La nuit suivante, Lianxiang vint en effet, et ils devisèrent gaiement. Au lit, elle s’effraya:

— Tu es en danger! Depuis dix jours que je ne t’ai pas vu, tu es si épuisé que je suis persuadée que tu as eu d’autres rencontres!

Comme le lettré lui demandait de s’expliquer, elle dit:

—   A examiner ta mine et à constater l’irrégularité de ton pouls, en désordre comme un écheveau de soie emmêlé, je vois que c’est une maladie causée par un fantôme.

La nuit suivante, dès que Li fut arrivée, le lettré lui demanda :

—   Qu’est-ce que tu penses de Lianxiang?

—   Oh, elle est belle, fit-elle, au point que je me suis dit qu’il n’existe pas une personne d’aussi belle au monde; effectivement c’est une renarde. Lorsqu’elle est partie, je l’ai suivie; elle loge dans un trou de la montagne du sud.

Pensant qu’elle était poussée par la jalousie, il lui répondit d’une façon évasive.

La nuit suivante, le lettré taquina Lianxiang en disant;

—   Il y a des gens qui disent que tu es une renarde, mais moi je n’en crois rien.

—   Qui a dit cela, fit-elle vivement?

—   Moi-même, dit Sang en riant.

    Quelle différence entre un être humain et une renarde?  

—   Un homme ensorcelé par elle tomberait malade, et à un degré grave, c’est la mort; elles sont très redoutables.

—   Mais non, fit Lianxiang, à ton âge, la virilité se rétablit trois jours après l’amour. Ainsi, même une renarde pourrait-elle te nuire? Mais si l’on s’épuise tous les jours avec un être humain, on se ruinerait la santé bien plus qu’avec une renarde. Est-ce qu’ils étaient ensorcelés par des renardes tous ceux qui sont morts de phtisie? Ce qui est sûr, c’est qu’il y a quelqu’un qui dit du mal de moi!

Sang s’efforça de le nier; Lianxiang le pressa de questions de plus en plus serrées; Sang, embarrassé, se vit forcé de tout dire.

—  Voilà pourquoi ta santé se détériore si rapidement. Cette femme est-elle bien un être humain? Ne dis rien; demain soir je vais l’observer tout comme elle l’a fait pour moi.

Cette nuil-là, Li vint. Après avoir échangé quelques mots avec Sang, elle entendit tousser de l’autre côté de la fenêtre, elle se sauva rapidement; Lianxiang entra à son tour et dit:

— Tu es en danger! C’est une véritable revenante! Fréquenter une telle beauté et ne pas vouloir casser avec elle te feraient prendre le chemin de l’empire des ténèbres.

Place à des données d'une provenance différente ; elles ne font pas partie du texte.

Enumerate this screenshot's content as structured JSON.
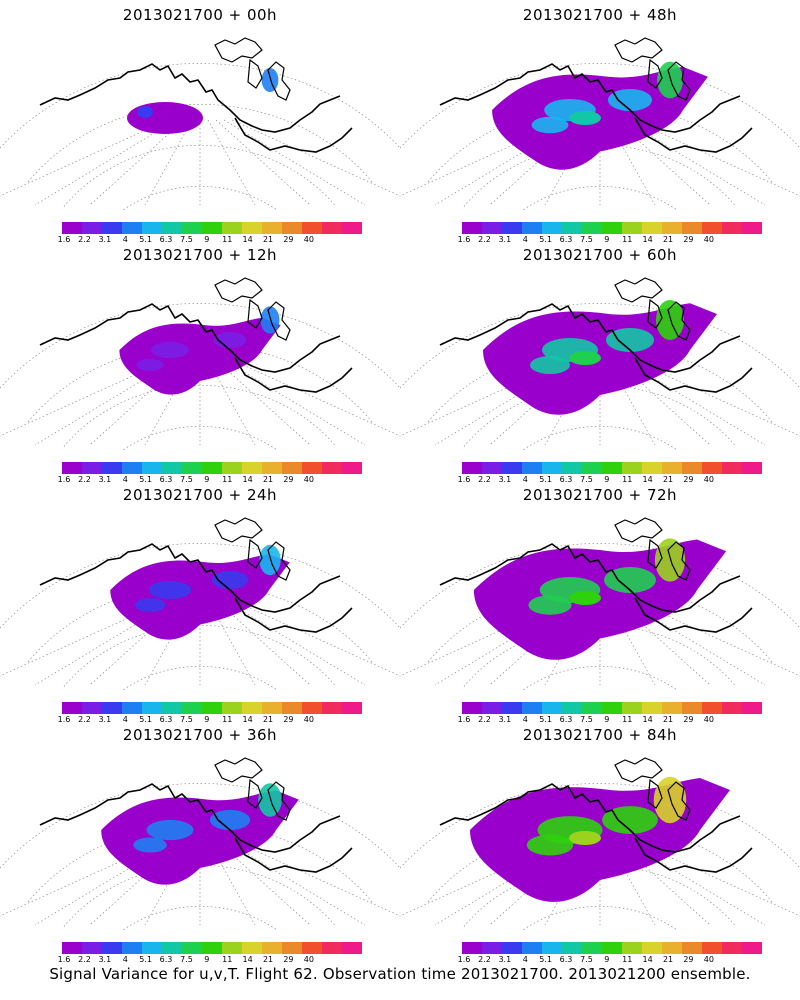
{
  "palette": [
    "#9900cc",
    "#7a1ee6",
    "#3a3af0",
    "#1f7ff2",
    "#19b6ee",
    "#12c7a6",
    "#1fcf50",
    "#2ed10c",
    "#9bd21e",
    "#d8d22a",
    "#e8b02c",
    "#e88a2a",
    "#f0502c",
    "#f02a5a",
    "#ee1a8a"
  ],
  "colorbar_labels": [
    "1.6",
    "2.2",
    "3.1",
    "4",
    "5.1",
    "6.3",
    "7.5",
    "9",
    "11",
    "14",
    "21",
    "29",
    "40"
  ],
  "panels": [
    {
      "title": "2013021700 + 00h",
      "intensity": 0
    },
    {
      "title": "2013021700 + 48h",
      "intensity": 4
    },
    {
      "title": "2013021700 + 12h",
      "intensity": 1
    },
    {
      "title": "2013021700 + 60h",
      "intensity": 5
    },
    {
      "title": "2013021700 + 24h",
      "intensity": 2
    },
    {
      "title": "2013021700 + 72h",
      "intensity": 6
    },
    {
      "title": "2013021700 + 36h",
      "intensity": 3
    },
    {
      "title": "2013021700 + 84h",
      "intensity": 7
    }
  ],
  "caption": "Signal Variance for u,v,T. Flight 62. Observation time 2013021700. 2013021200 ensemble."
}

Pensant qu’il s’agissait là aussi de jalousie, il ne répondit rien.

— Je sais bien que tu es quelqu’un de fidèle en amour, mais je ne veux pas te voir mourir. Demain j’apporterai des médicaments pour extirper ce mal latent. Heureusement que cette maladie n’est pas encore grave; dans dix jours tu seras tiré d’affaire, et je vais te surveiller au lit jusqu’à la guérison.

La nuit suivante, elle lui présenta en effet une dose de médicament à avaler. Après avoir absorbé ce remède, il alla deux ou trois fois à la selle et se sentit tout de suite les entrailles purifiées et l’esprit clair. Bien qu’il lui témoignât de la reconnaissance, il ne croyait toujours pas à l’histoire du fantôme.

Lianxiang se couchait toutes les nuits près de lui sous la même couverture, mais refusait à chaque fois les propositions amoureuses du lettré. Plusieurs jours après, comme il avait repris des forces, avant de le quitter, elle lui recommanda instamment de rompre avec Li. Sang feignit d’accepter. A peine eut-il fermé la porte et ranimé la lampe qu’il se mit à caresser le chausson en pensant à Li.  Celle-ci arriva aussitôt et se montra fort mécontente de cette séparation de plusieurs jours.

Elle m’a soigné avec des procédés de sorcellerie plusieurs jours durant; mais ne m’accable pas de reproches, j’ai toujours autant d’amour pour toi.

Li paraissait un peu plus satisfaite. Sur l’oreiller, le lettré lui confessa:

—   Je t’aime profondément, mais certains disent que tu es une revenante.

Interdite un moment, elle lança ensuite avec colère:

—   C’est certainement cette débauchée de renarde qui veut t’ensorceler! Je ne reviendrai plus si tu ne romps pas avec elle!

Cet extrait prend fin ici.